Broker transactions or barter exchanges. Income from transactions with a broker or a barter exchange is subject to reporting rules and backup withholding unless Form W-8BEN or a substitute form is filed to notify the broker or barter exchange that you are an exempt foreign person.
You are an exempt foreign person for a calendar year in which:
· You are a nonresident alien individual or a foreign corporation, partnership, estate, or trust;
· You are an individual who has not been, and does not plan to be, present in the United States for a total of 183 days or more during the calendar year; and
· You are neither engaged, nor plan to be engaged during the year, in a U.S. trade or business that has effectively connected gains from transactions with a broker or barter exchange.
Paperwork Reduction Act Notice. We ask for the information on this form to carry out the Internal Revenue laws of the United States. You are required to provide the information. We need it to ensure that you are complying with these laws and to allow us to figure and collect the right amount of tax.
You are not required to provide the information requested on a form that is subject to the Paperwork Reduction Act unless the form displays a valid OMB control number. Books or records relating to a form or its instructions must be retained as long as their contents may become material in the administration of any Internal Revenue law. Generally, tax returns and return information are confidential, as required by section 6103.

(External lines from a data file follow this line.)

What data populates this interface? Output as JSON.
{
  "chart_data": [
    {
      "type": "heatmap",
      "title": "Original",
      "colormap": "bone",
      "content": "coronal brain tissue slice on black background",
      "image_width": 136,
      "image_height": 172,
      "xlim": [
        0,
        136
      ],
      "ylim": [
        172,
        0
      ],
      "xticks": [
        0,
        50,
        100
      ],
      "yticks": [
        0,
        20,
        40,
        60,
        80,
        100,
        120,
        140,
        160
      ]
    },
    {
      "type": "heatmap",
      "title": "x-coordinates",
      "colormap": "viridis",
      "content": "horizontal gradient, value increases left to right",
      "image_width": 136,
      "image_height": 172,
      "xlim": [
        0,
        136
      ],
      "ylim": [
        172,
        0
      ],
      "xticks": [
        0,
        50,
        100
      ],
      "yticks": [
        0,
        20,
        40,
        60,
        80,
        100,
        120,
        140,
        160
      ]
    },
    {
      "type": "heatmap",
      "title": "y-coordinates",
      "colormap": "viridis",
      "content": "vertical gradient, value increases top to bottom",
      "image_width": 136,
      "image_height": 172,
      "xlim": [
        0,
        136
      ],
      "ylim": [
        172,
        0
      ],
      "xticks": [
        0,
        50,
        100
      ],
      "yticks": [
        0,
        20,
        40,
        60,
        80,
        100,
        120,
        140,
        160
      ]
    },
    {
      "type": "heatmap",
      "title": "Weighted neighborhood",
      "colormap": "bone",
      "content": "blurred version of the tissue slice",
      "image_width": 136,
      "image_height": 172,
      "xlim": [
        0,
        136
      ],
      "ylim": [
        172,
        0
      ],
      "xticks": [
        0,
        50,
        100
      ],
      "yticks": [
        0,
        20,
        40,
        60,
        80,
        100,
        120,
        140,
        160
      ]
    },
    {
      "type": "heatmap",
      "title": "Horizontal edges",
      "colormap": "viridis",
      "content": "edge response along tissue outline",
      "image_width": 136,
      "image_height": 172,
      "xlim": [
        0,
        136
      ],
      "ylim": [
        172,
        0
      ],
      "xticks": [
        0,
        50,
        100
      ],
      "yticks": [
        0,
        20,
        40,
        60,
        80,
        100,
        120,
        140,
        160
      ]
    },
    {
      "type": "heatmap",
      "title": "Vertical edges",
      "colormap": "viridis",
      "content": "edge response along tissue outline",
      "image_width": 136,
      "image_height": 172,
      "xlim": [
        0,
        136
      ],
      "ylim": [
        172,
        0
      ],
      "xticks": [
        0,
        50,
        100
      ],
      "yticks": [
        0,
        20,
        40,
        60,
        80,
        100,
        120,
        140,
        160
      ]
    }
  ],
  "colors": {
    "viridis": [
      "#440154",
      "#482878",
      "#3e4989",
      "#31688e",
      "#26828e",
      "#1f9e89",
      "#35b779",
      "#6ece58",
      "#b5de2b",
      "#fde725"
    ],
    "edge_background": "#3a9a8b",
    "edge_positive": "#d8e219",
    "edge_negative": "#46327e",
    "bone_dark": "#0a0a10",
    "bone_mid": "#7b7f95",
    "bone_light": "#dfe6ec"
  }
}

The time needed to complete and file this form will vary depending on individual circumstances. The estimated average time is: Recordkeeping, 5 hr., 58 min.; Learning about the law or the form, 3 hr., 46 min.; Preparing and sending the form to IRS, 4 hr., 2 min.
If you have comments concerning the accuracy of these time estimates or suggestions for making this form simpler, we would be happy to hear from you. You can email us at *taxforms@irs.gov. Please put “Forms Comment” on the subject line. Or you can write to Internal Revenue Service, Tax Products Coordinating Committee, SE:W:CAR:MP:T:T:SP, 1111 Constitution Ave. NW, IR-6406, Washington, DC 20224. Do not send Form W-8BEN to this office. Instead, give it to your withholding agent.